The title of this album stems from the heavy use of technology in today’s society. The band had been posting a lot of tech related quotes, pictures, and phrases on social media prior to the release of Give Yourself a Try, and the new album will put a large focus on examining the effects of so much technology in the modern world.
Most of it. George [Daniel] wrote the instrumental to “Love It If We Made It” in 2015. You know where Dirty Hit [the band’s label] is? Grenfell’s round the corner. A year before that happened, I’d ask Ed [Blow, label co-manager] every day if he’d go to the newsagents for tabloids. My idea for “Love It If We Made It” was a list of press headlines. Then Grenfell happened. I was so upset. That’s when the song became this outward exorcism.

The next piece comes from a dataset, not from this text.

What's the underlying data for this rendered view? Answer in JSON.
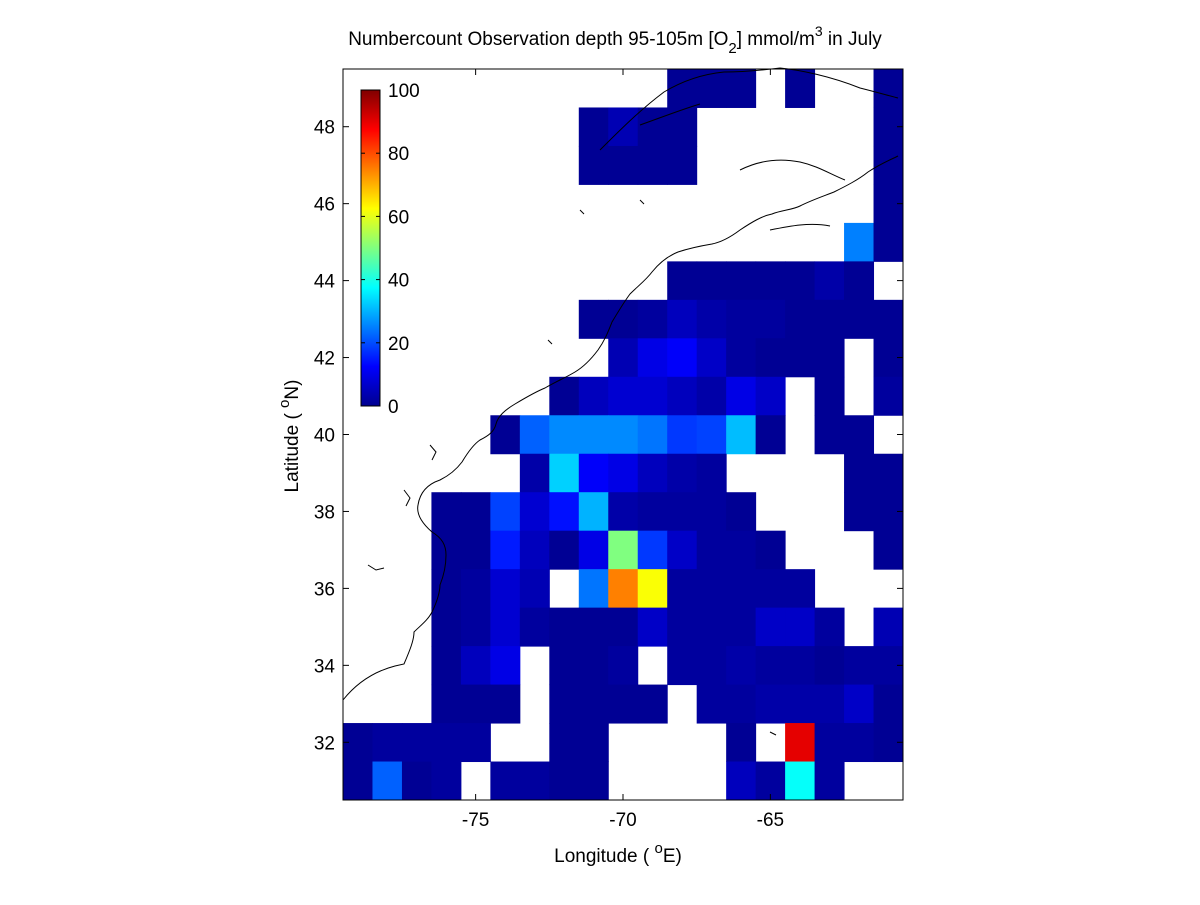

— Matty Healy, The Vulture.
“I had this profound-but-also-not-profound realization that this whole thing outside of this — all of our communication with other people — is mediated through the internet. That’s not even an interesting thing to point out, right? But say that to somebody ten years ago. If you make a record about any kind of relationship, you’re making a record about the internet. Neil Young isn’t gonna put out a new song about missing his lover where he references FaceTime — it’s too modern. In order to be truly honest about how one has a long-distance relationship, you have to talk about these things.”
— Matty Healy, The Fader.
This album peaked at #4 on the Billboard 200 for the week of December 15, 2018.